Legal Update
Does a fraudulent victim have their own right to compensation under the Motor Vehicle Liability Insurance Act (WAM)?
That is the question now before the Supreme Court and on which the opinion of Advocate General Hartlief was recently published. The injured party in question suffered very serious injuries in a single-vehicle accident while she was a passenger in her sister's car. She claimed compensation for the damage she had suffered on the basis of her own right under Article 6 of the Motor Insurance Act (WAM). The WAM insurer refused to pay.
An investigation after the accident revealed that the injured party was the owner and usual driver of the car. Moreover, after her own claim had been refused, she had registered the car in the name of a friend and taken out insurance in that person's name. When completing the questionnaire, the injured party did not answer several questions truthfully, including the question of whether insurance had previously been refused and whether the policyholder and the co-driver had a valid driver's license. The WAM insurer argued that, had it been aware of the true state of affairs, no insurance would have been taken out.
The court
The insurer took the position that the injured party was in fact the policyholder and invoked a breach of the duty of disclosure with intent to mislead (Articles 7:928 and 7:930 of the Dutch Civil Code) and the limiting effect of reasonableness and fairness (Article 6:2 of the Dutch Civil Code). The court ruled in favor of the injured party. The fact that the injured party was involved in the conclusion of the insurance contract and in fact wanted to take out the insurance for her own car did not mean that there was a contractual relationship between the injured party and the insurer, as a result of which Article 7:928 of the Dutch Civil Code did not apply. Nor could this article be applied by analogy, with reference to the Bijrijders judgment of the Supreme Court. Finally, the appeal to the restrictive effect of reasonableness and fairness was also unsuccessful, partly because of the seriousness of the injury and the fact that there was no connection between the actions of the injured party and the occurrence of the damage.
The court of appeal
The court did not share this view and concluded that the duty of disclosure under Section 7:928 of the Dutch Civil Code had been breached. The duty of disclosure under this section also extends to ‘known third parties’ whose interests are also covered by insurance, such as the injured party in question. Payment to the policyholder and the ‘known third party’ could be refused on the basis of Article 7:930 of the Dutch Civil Code, as there was intent to mislead. The court went on to say that although Article 11 of the WAM precludes the imposition of insurance law sanctions against an injured party, this did not benefit the injured party in this case. According to the court of appeal, she could not be regarded as a ‘third-party claimant’ under the WAM, i.e. someone who has nothing to do with the insurance law relationship between the insurer and the insured, since she herself had indeed played a role in the conclusion of the agreement. The court of appeal ruled, for the sake of completeness, that the appeal to Article 6:2 of the Dutch Civil Code was also successful. The injured party had deliberately misled the insurer in order to construct WAM coverage. The court of appeal considered it unacceptable that she should benefit from this fraudulent construction.
AG Hartlief
The conclusion discusses the protective rationale behind the injured party's own right under the WAM, whereby, according to the AG, no distinction is made between injured parties who are policyholders and those who are not. The AG goes on to say that, based on the Bijrijders judgment, it can be assumed that analogous application of Article 7:941 of the Dutch Civil Code outside the contractual relationship is not possible. According to the AG, the same reasoning can be applied to Article 7:930 of the Dutch Civil Code. Conclusion: a general rule that intentional misrepresentation of the insurer by an (third) injured party leads to forfeiture of the right under Article 6 of the WAM cannot be accepted.

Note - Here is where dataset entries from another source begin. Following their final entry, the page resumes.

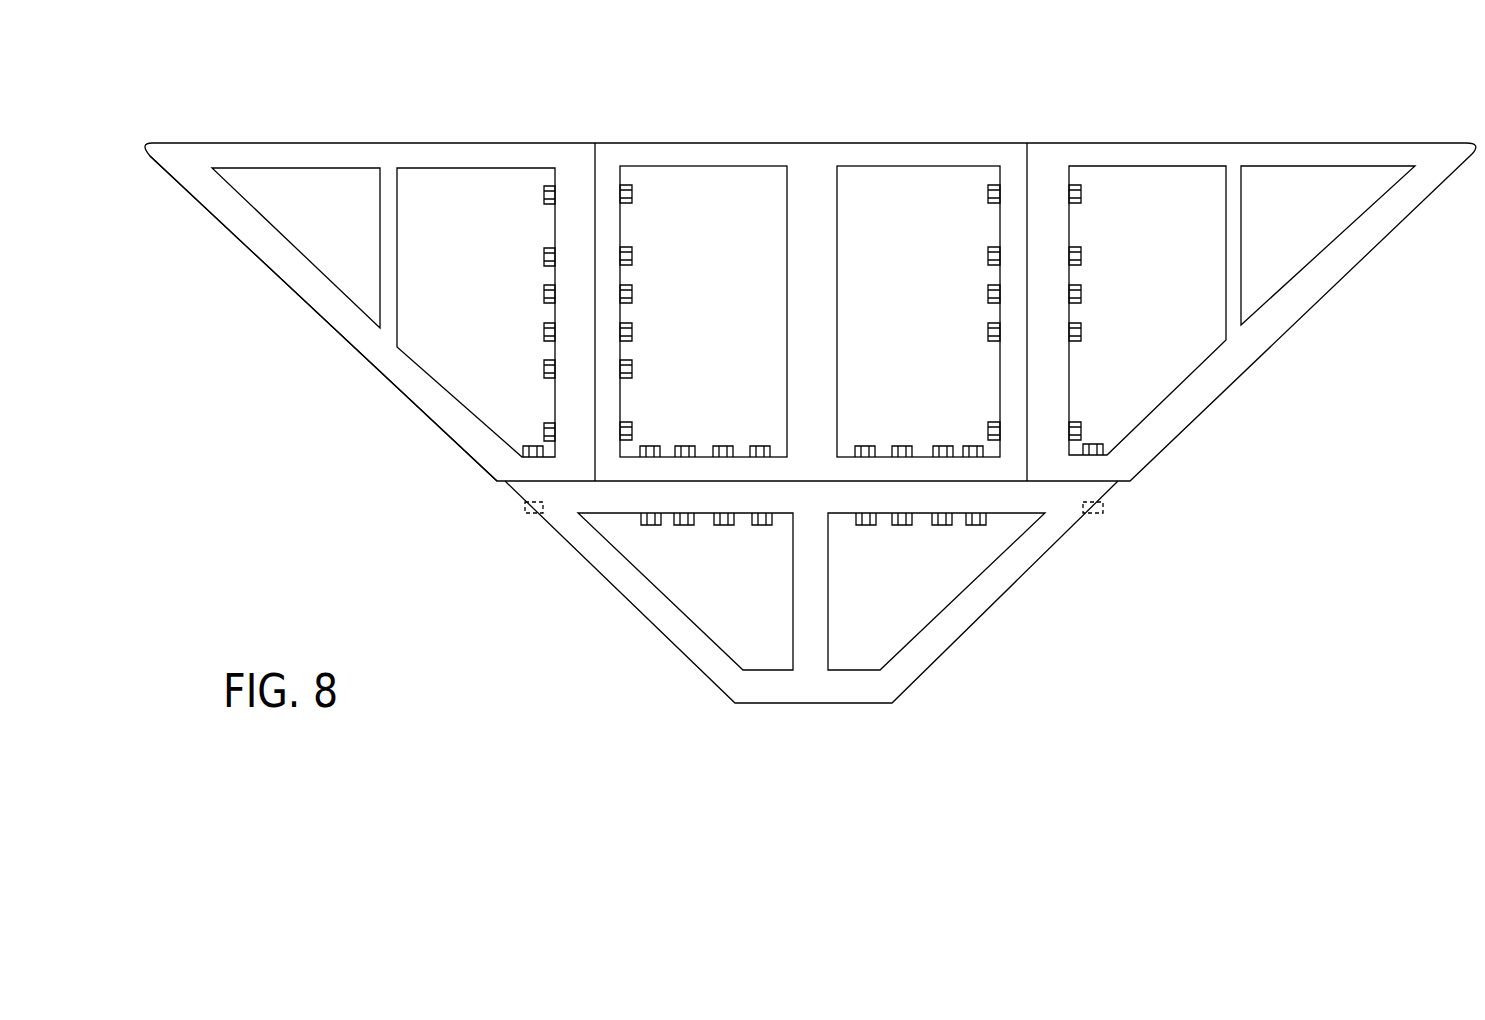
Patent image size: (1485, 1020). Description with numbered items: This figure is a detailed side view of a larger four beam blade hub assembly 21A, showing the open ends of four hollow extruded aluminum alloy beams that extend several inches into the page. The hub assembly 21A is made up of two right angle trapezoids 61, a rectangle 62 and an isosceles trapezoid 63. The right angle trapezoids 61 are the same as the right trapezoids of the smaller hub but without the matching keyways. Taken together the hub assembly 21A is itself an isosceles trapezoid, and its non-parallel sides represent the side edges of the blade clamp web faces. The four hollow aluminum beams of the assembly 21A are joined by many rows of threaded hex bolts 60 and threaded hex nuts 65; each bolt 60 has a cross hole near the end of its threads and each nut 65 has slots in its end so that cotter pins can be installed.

The blade hub assembly 21A is at (322, 541).
The threaded hex bolt 60 is at (525, 447).
The right angle trapezoid 61 is at (1103, 143).
The rectangle 62 is at (842, 143).
The isosceles trapezoid 63 is at (620, 598).
The threaded hex nut 65 is at (632, 430).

The AG then discusses a fairly recent judgment of the Court of Justice (Matmut) in a similar case. That case concerned a fraudulent policyholder who had suffered injuries as a passenger. The Court concluded that an insured person or policyholder can also qualify as a ‘third party who is the victim of an accident’, to whom any restrictions cannot be opposed. This is only different in cases of abuse of EU law. In this regard, it is important whether the intended purpose of the provision has been achieved and whether there was a subjective intention to obtain a benefit granted by EU law.

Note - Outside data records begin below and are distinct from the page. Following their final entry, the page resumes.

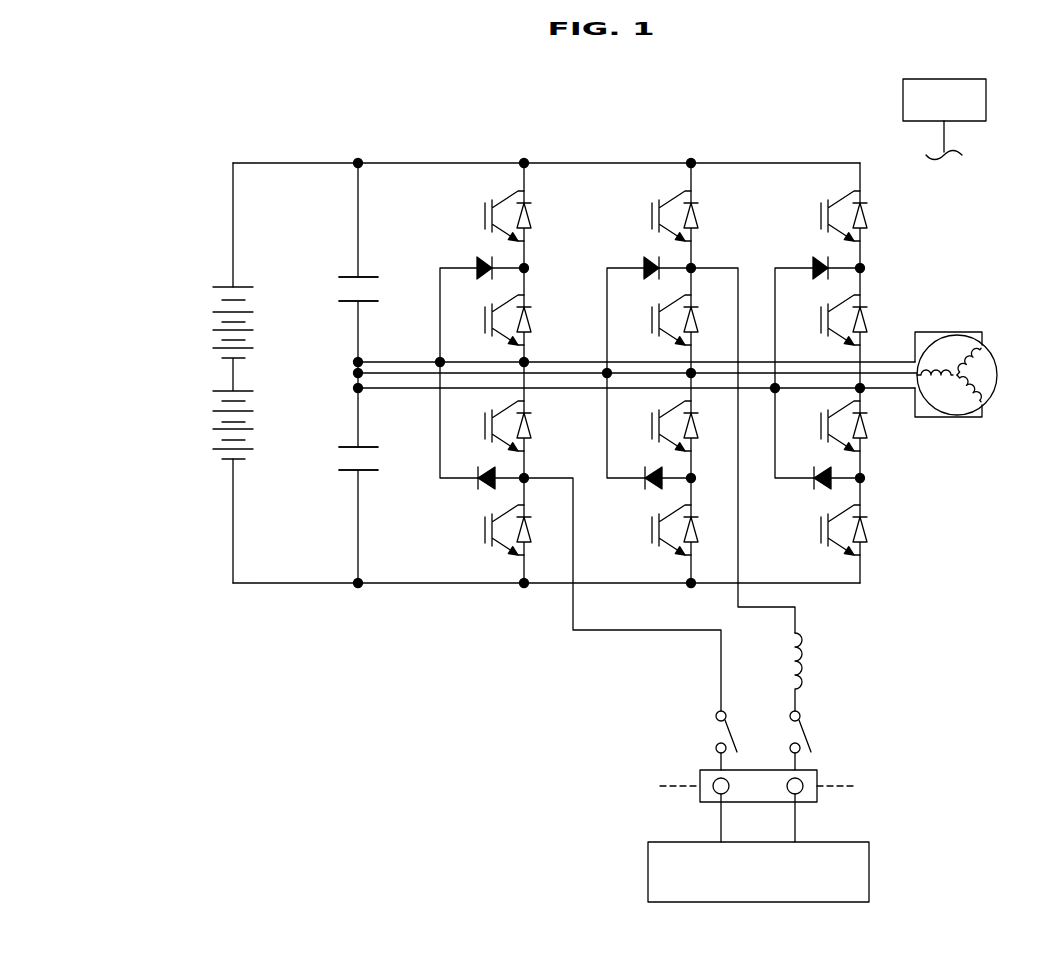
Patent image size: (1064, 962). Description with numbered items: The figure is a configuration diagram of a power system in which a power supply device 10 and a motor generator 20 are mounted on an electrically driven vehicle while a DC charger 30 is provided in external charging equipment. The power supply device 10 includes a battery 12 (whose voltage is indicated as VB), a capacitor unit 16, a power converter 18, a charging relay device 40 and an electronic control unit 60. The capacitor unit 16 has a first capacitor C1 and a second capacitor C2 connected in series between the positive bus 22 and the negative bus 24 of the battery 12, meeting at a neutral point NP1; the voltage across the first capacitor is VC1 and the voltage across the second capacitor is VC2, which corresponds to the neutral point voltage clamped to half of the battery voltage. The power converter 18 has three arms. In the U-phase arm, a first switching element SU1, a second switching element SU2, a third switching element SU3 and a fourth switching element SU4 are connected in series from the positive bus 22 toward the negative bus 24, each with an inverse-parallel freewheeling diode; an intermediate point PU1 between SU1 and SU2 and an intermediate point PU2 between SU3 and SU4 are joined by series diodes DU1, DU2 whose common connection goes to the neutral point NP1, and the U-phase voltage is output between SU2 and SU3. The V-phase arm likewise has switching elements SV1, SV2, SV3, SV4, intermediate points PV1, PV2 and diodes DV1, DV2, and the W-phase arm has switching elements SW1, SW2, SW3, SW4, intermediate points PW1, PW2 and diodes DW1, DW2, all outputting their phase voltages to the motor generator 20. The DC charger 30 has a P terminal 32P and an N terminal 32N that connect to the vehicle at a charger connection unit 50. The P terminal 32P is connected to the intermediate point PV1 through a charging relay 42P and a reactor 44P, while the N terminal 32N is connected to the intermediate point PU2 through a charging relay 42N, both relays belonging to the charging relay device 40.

The power supply device 10 is at (494, 110).
The battery 12 is at (215, 270).
The capacitor unit 16 is at (366, 131).
The power converter 18 is at (648, 131).
The motor generator 20 is at (998, 372).
The positive bus 22 is at (438, 162).
The negative bus 24 is at (443, 587).
The DC charger 30 is at (870, 872).
The N terminal 32N is at (700, 799).
The P terminal 32P is at (817, 797).
The charging relay device 40 is at (749, 721).
The charging relay 42N is at (746, 729).
The charging relay 42P is at (818, 729).
The reactor 44P is at (812, 650).
The charger connection unit 50 is at (818, 775).
The electronic control unit 60 is at (986, 98).
The first capacitor C1 is at (338, 280).
The second capacitor C2 is at (342, 488).
The voltage between terminals of the first capacitor VC1 is at (392, 313).
The voltage between terminals of the second capacitor VC2 is at (396, 440).
The neutral point NP1 is at (348, 353).
The battery voltage VB is at (207, 477).
The first switching element SU1 is at (476, 205).
The second switching element SU2 is at (472, 322).
The third switching element SU3 is at (473, 432).
The fourth switching element SU4 is at (472, 538).
The first switching element SV1 is at (643, 205).
The second switching element SV2 is at (639, 322).
The third switching element SV3 is at (640, 432).
The fourth switching element SV4 is at (639, 538).
The first switching element SW1 is at (812, 205).
The second switching element SW2 is at (808, 322).
The third switching element SW3 is at (809, 432).
The fourth switching element SW4 is at (808, 538).
The diode DU1 is at (476, 261).
The diode DU2 is at (477, 486).
The diode DV1 is at (643, 261).
The diode DV2 is at (644, 486).
The diode DW1 is at (812, 261).
The diode DW2 is at (813, 486).
The intermediate point PU1 is at (528, 266).
The intermediate point PU2 is at (528, 482).
The intermediate point PV1 is at (695, 266).
The intermediate point PV2 is at (695, 481).
The intermediate point PW1 is at (866, 268).
The intermediate point PW2 is at (866, 478).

On the basis of the above, the AG concluded that the injured party had been wrongfully denied its own right under Article 6 of the WAM.
Conclusion
The position of the fraudulent third-party injured party is much debated, because their special, non-contractual position makes it less easy for the insurer to impose sanctions in principle.
The position of the injured party in this case is a special case, as her interests were (also) covered by the insurance and it was precisely her fraudulent conduct that led to the insurance being taken out. The court of appeal classifies her as a ‘known third party’ within the meaning of Article 7:928 of the Dutch Civil Code and seems to see this as (in our opinion, direct) grounds for the insurer to refuse payment. The consideration that Article 11 of the Motor Insurance Act does not preclude this therefore seems almost superfluous. However, the AG places her completely outside the scope of the statutory insurance law sanctions and grants her a separate right on the basis of her status as a ‘third party who is the victim of an accident’. We now await the ruling of the Supreme Court, which is (for the time being) scheduled for May 23, 2025.